I have no proof of this mind you, just confidence in their product engineers.
 

psyq321

Junior Member
Jun 18, 2012
11
1
71
Properly written code should not have problems scaling this big - the point is in the "properly" :) I am currently testing my stuff on dual 12-core Ivy EP and there are no issues with threading performance - then again, my code is mostly lockless and in rare cases it stays as little as possible in the critical section.
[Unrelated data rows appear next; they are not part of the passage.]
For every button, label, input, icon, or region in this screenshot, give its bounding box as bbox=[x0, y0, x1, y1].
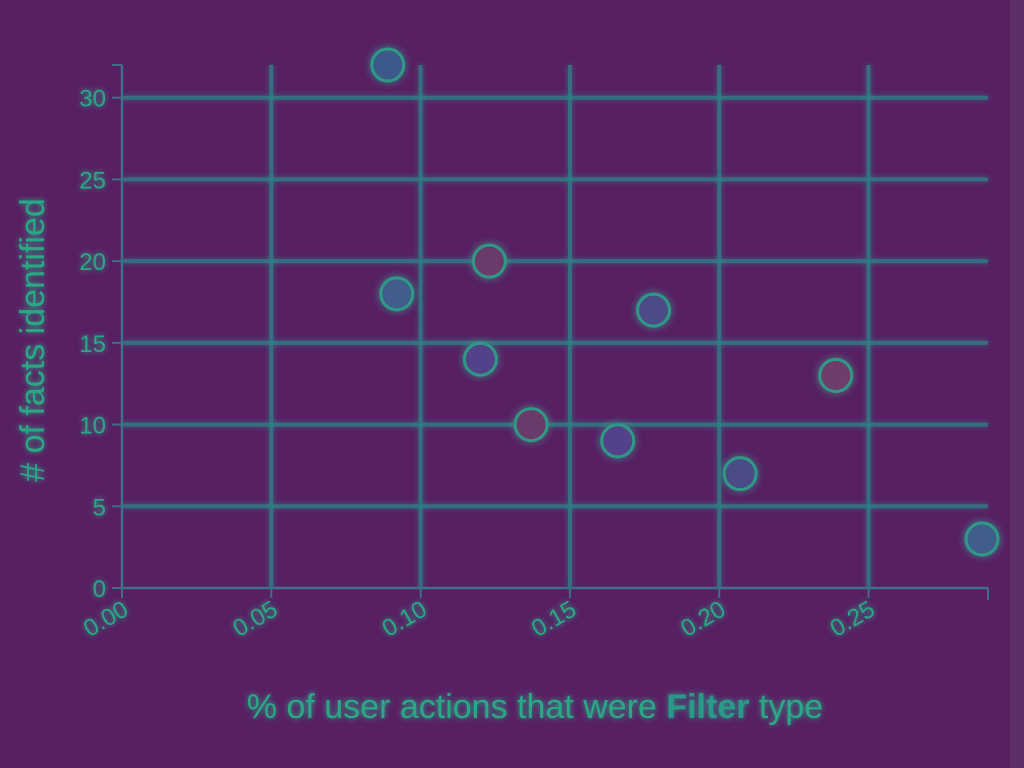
x-axis-title: % of user actions that were Filter type bbox=[247, 688, 823, 726]
data-point-1 bbox=[379, 276, 415, 312]
y-axis-title: # of facts identified bbox=[14, 198, 52, 482]
data-point-4 bbox=[513, 407, 549, 443]
y-tick-label-2: 10 bbox=[79, 413, 106, 440]
data-points bbox=[370, 47, 1000, 557]
x-tick-label-2: 0.10 bbox=[378, 596, 432, 643]
y-tick-label-6: 30 bbox=[79, 86, 106, 113]
data-point-8 bbox=[818, 358, 854, 394]
x-tick-label-4: 0.20 bbox=[676, 596, 730, 643]
gridlines bbox=[122, 65, 988, 588]
axes bbox=[112, 64, 989, 600]
y-tick-label-5: 25 bbox=[79, 167, 106, 194]
data-point-7 bbox=[722, 456, 758, 492]
data-point-0 bbox=[370, 47, 406, 83]
x-tick-label-5: 0.25 bbox=[826, 596, 880, 643]
chart-canvas: 0 5 10 15 20 25 30 0.00 0.05 0.10 0.15 0.20 0.25 % o… bbox=[0, 0, 1024, 768]
window-edge bbox=[1010, 0, 1024, 768]
scatter-chart: 0 5 10 15 20 25 30 0.00 0.05 0.10 0.15 0.20 0.25 % o… bbox=[14, 47, 1000, 726]
y-tick-label-1: 5 bbox=[93, 494, 106, 521]
data-point-9 bbox=[964, 521, 1000, 557]
data-point-3 bbox=[471, 243, 507, 279]
data-point-2 bbox=[462, 341, 498, 377]
x-tick-label-3: 0.15 bbox=[527, 596, 581, 643]
data-point-6 bbox=[636, 292, 672, 328]
x-tick-label-0: 0.00 bbox=[79, 596, 133, 643]
y-tick-label-3: 15 bbox=[79, 331, 106, 358]
x-tick-label-1: 0.05 bbox=[228, 596, 282, 643]
data-point-5 bbox=[600, 423, 636, 459]
y-tick-label-4: 20 bbox=[79, 249, 106, 276]
y-tick-label-0: 0 bbox=[93, 576, 106, 603]
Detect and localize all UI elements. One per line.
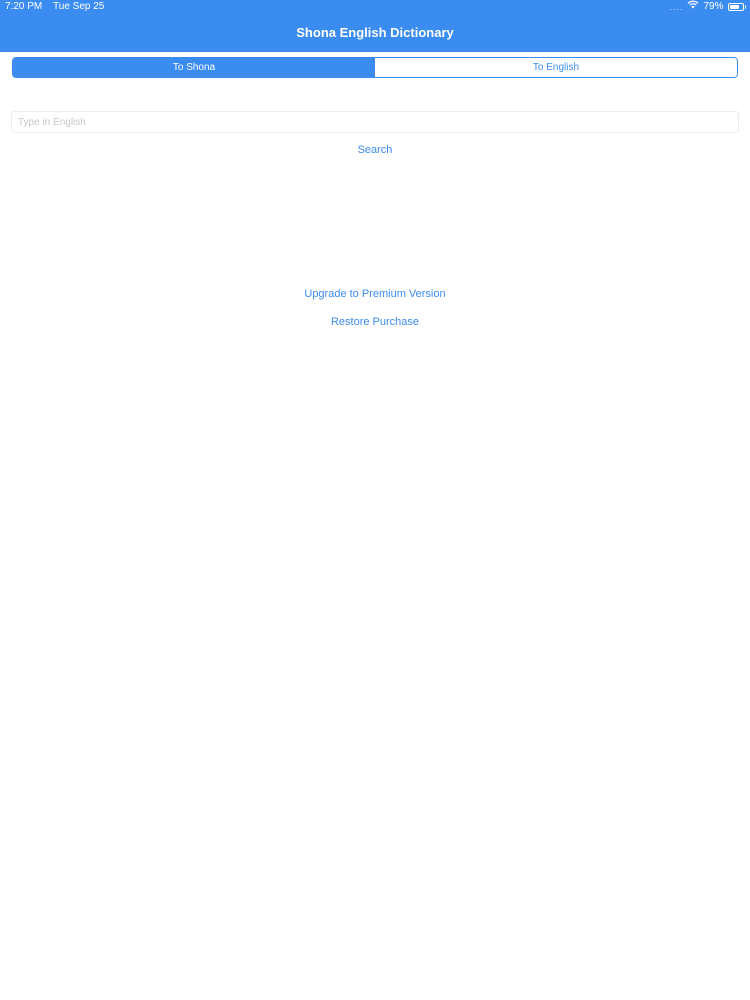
status-bar: 7:20 PM Tue Sep 25 .... 79% <box>0 0 750 14</box>
status-left: 7:20 PM Tue Sep 25 <box>5 0 104 14</box>
translation-direction-control: To Shona To English <box>12 57 738 78</box>
upgrade-premium-button[interactable]: Upgrade to Premium Version <box>304 286 445 302</box>
restore-purchase-button[interactable]: Restore Purchase <box>331 314 419 330</box>
search-input[interactable] <box>11 111 739 133</box>
status-right: .... 79% <box>669 0 746 14</box>
search-button[interactable]: Search <box>358 142 393 158</box>
battery-tip <box>744 5 746 9</box>
page-title: Shona English Dictionary <box>296 25 454 40</box>
restore-button-row: Restore Purchase <box>0 314 750 330</box>
battery-percent: 79% <box>703 1 724 12</box>
navigation-bar: 7:20 PM Tue Sep 25 .... 79% Shona Englis… <box>0 0 750 52</box>
status-date: Tue Sep 25 <box>53 1 105 12</box>
segment-to-english[interactable]: To English <box>375 58 737 77</box>
signal-dots: .... <box>669 2 684 12</box>
wifi-icon <box>687 0 700 14</box>
segment-to-shona[interactable]: To Shona <box>13 58 375 77</box>
battery-fill <box>729 5 739 9</box>
search-button-row: Search <box>0 142 750 158</box>
battery-icon <box>727 3 744 11</box>
upgrade-button-row: Upgrade to Premium Version <box>0 286 750 302</box>
status-time: 7:20 PM <box>5 1 43 12</box>
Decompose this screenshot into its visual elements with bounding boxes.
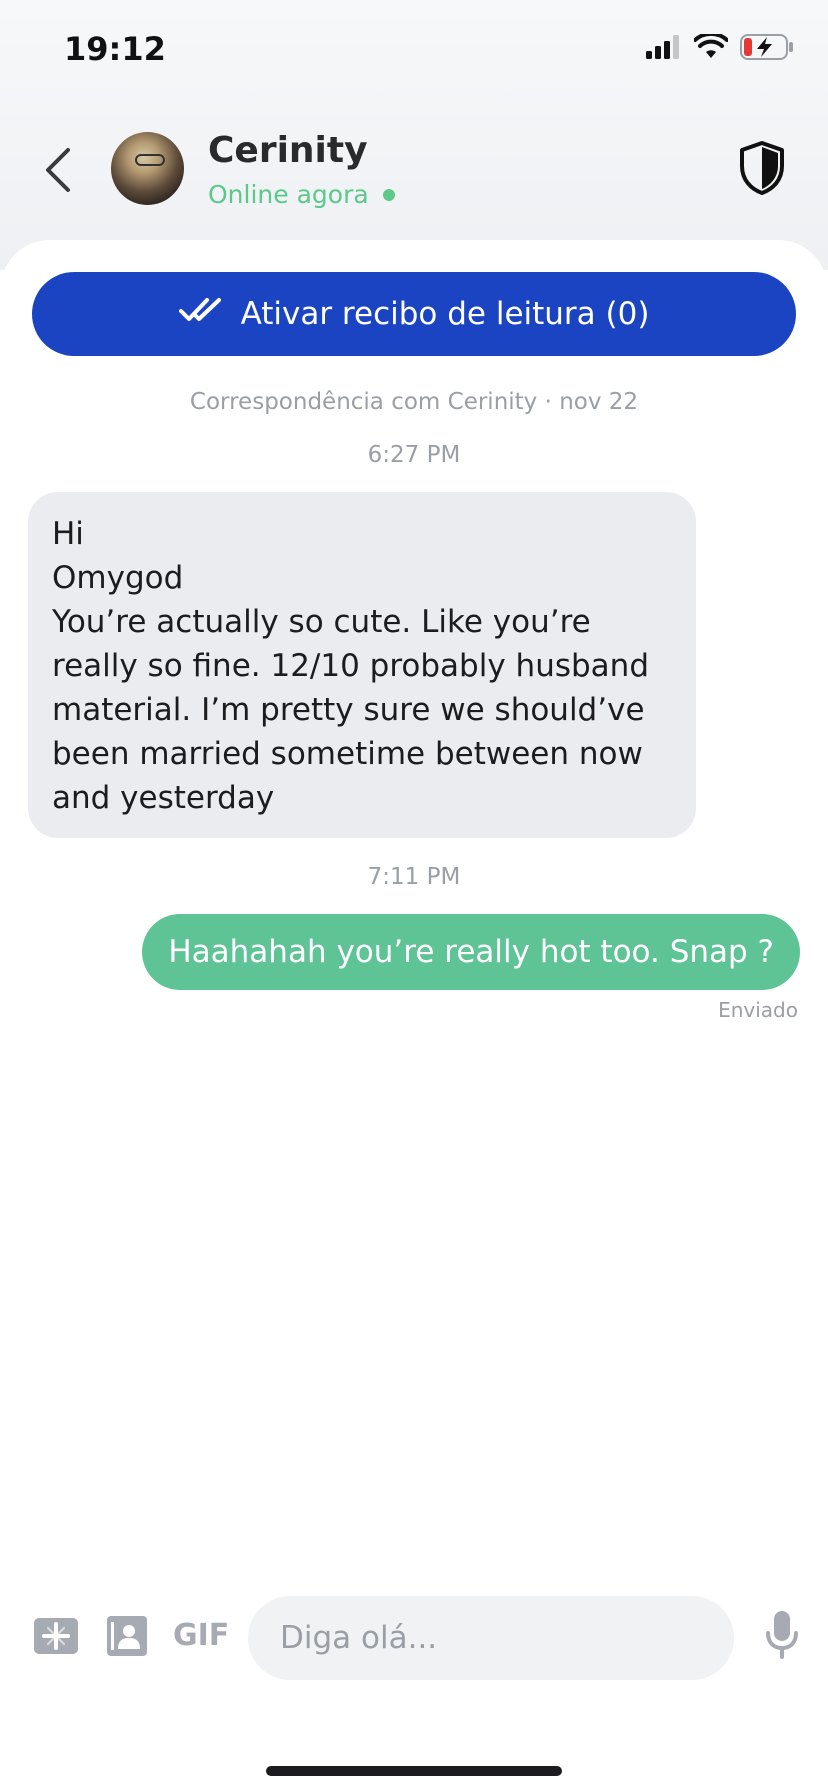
- signal-icon: [646, 35, 682, 63]
- contact-name[interactable]: Cerinity: [208, 130, 368, 171]
- chevron-left-icon: [44, 147, 72, 197]
- message-line: You’re actually so cute. Like you’re rea…: [52, 604, 649, 816]
- add-media-button[interactable]: [34, 1616, 78, 1660]
- gif-button[interactable]: GIF: [173, 1618, 229, 1653]
- share-contact-button[interactable]: [107, 1616, 147, 1660]
- safety-shield-button[interactable]: [738, 140, 786, 196]
- correspondence-info: Correspondência com Cerinity · nov 22: [189, 389, 639, 415]
- shield-icon: [738, 141, 786, 200]
- message-timestamp: 7:11 PM: [367, 864, 461, 890]
- message-line: Omygod: [52, 560, 184, 596]
- voice-message-button[interactable]: [764, 1611, 800, 1663]
- message-composer: GIF Diga olá...: [0, 1594, 828, 1682]
- chat-header: Cerinity Online agora: [0, 118, 828, 228]
- contact-status: Online agora: [208, 180, 395, 209]
- status-bar: 19:12: [0, 0, 828, 100]
- double-check-icon: [178, 296, 223, 332]
- online-status-label: Online agora: [208, 180, 369, 209]
- message-input[interactable]: Diga olá...: [248, 1596, 734, 1680]
- microphone-icon: [766, 1611, 798, 1663]
- outgoing-message-bubble[interactable]: Haahahah you’re really hot too. Snap ?: [142, 914, 800, 990]
- status-icons: [646, 31, 794, 64]
- status-time: 19:12: [64, 30, 166, 68]
- read-receipt-label: Ativar recibo de leitura (0): [240, 296, 650, 332]
- online-dot: [382, 188, 395, 201]
- sent-status: Enviado: [718, 998, 798, 1022]
- back-button[interactable]: [38, 142, 78, 202]
- wifi-icon: [693, 31, 729, 64]
- activate-read-receipt-button[interactable]: Ativar recibo de leitura (0): [32, 272, 796, 356]
- contact-card-icon: [107, 1616, 147, 1660]
- message-timestamp: 6:27 PM: [367, 442, 461, 468]
- home-indicator[interactable]: [266, 1766, 562, 1776]
- avatar[interactable]: [111, 132, 184, 205]
- message-line: Hi: [52, 516, 84, 552]
- incoming-message-bubble[interactable]: Hi Omygod You’re actually so cute. Like …: [28, 492, 696, 838]
- add-media-icon: [34, 1618, 78, 1658]
- battery-icon: [740, 34, 794, 64]
- chat-sheet: [0, 240, 828, 1792]
- message-text: Haahahah you’re really hot too. Snap ?: [168, 934, 774, 970]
The problem with more than 32 physical / 64 logical cores on Windows is processor group support. The code has to be explicitly aware of CPU groups, otherwise it will not be able to use more than 64 logical cores in x64 more (32 logical cores in 32-bit mode) and CPU scheduler will "pin" all its threads into a single CPU group which is 64-cores (logical) wide.

If the Windows software you use is not aware of CPU groups then the only chance is to launch many instances of it and hope that Windows scheduler will equally spread them across 64-core groups. Then, there is the issue of NUMA memory accesses etc.

In short, to unlock performance on systems with more than 32 physical cores the software must be optimized for this:

1. Use NUMA-aware memory allocation and respect NUMA boundaries when doing work

2. On Windows (Server 2012+) it also must use new CPU-group aware Win32 APIs and set the thread affinities properly and manually.

I suspect that most consumer software except specific enterprise/HPC apps is not CPU-group aware, and subset of that software is not even NUMA-aware. Using of these apps in benchmarks of these high-core-count platforms will simply be flawed.

In fact, I believe Anandtech already did a test of Xeon E5 4600 where they used software which is not CPU-group aware, and this resulted in rather lousy results. And this is still Sandy Bridge EP 4S. Once Ivy Bridge EX (and, later, Haswell EX) becomes available, this problem will be amplified.